Thursday 16 October 2008

Fish make music


Submersed Songs is an installation by Vivian Caccuri that uses 4 live fish in a tank to control audio manipulations and processing.
The piece uses MaxMSP/Jitter to track the individual position of 4 fish in a tank, the resulting data is used to control spatialisation parameters, distortion and some other effects.
The idea is that visitors to the installation select 2 tracks from a library of .mp3 files. These are then subjected to various manipulations in order to create a new piece of audio.
"This sound-installation, winner of the Rumos Arte Cibernetica Prize (Itau Cultural Institute - Sao Paulo), promotes an interference of four carp fish in a glass tank, over the sound output of mp3 players (iPod's and others) of the visitors. The animals' movements and the proximity among them work as a parameter for modifying and juxtaposing the audience's music tracks in real time. With this idea, new sound landscapes are created, not only from the interaction among the fish, but also from unveiling the intimate music archives, which are "submersed" underneath the mp3 player devices.

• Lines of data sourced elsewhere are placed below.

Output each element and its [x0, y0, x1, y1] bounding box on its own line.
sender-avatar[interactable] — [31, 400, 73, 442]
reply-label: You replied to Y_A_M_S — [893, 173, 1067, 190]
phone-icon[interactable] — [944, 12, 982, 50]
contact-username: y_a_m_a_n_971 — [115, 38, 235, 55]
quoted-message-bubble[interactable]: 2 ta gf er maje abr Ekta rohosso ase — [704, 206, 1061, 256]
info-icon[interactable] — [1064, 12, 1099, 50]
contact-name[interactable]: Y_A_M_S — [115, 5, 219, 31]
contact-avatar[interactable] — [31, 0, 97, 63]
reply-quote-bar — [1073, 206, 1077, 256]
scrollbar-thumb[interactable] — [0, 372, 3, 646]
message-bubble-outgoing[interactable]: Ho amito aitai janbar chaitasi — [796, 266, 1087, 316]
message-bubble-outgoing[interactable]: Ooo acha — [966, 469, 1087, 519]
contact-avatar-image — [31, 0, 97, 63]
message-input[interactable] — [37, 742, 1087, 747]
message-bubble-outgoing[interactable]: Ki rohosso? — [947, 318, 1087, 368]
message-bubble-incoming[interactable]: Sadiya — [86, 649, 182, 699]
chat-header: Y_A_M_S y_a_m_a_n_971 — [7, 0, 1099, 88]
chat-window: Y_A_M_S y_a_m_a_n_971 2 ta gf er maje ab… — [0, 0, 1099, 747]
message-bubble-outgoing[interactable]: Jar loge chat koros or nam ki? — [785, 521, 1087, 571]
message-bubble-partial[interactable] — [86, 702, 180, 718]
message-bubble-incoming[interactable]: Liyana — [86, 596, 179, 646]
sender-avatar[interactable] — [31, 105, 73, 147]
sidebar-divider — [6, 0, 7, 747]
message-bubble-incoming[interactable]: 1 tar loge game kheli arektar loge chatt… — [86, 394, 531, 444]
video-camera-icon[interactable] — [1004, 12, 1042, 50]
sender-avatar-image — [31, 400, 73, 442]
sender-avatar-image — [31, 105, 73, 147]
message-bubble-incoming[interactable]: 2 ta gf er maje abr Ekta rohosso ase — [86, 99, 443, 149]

The visitor can connect his audio device to the interface, and chose a song of his preference. It is also possible for the user to record the track in the system in order to let the song be modified during the next visitor's interactions. The visitor will as well listen to the previous visitors' songs, as the system juxtaposes the previous visitors' tracks with the current visitor's song. Accordingly, the piece will be always meshing up two different songs.

The two tracks are submitted to different modification processes, both building a real time continuity between the swimming of the carp fish and the levels of distortion, which can vary from an intense reverberation to a simulation of the hearing underwater."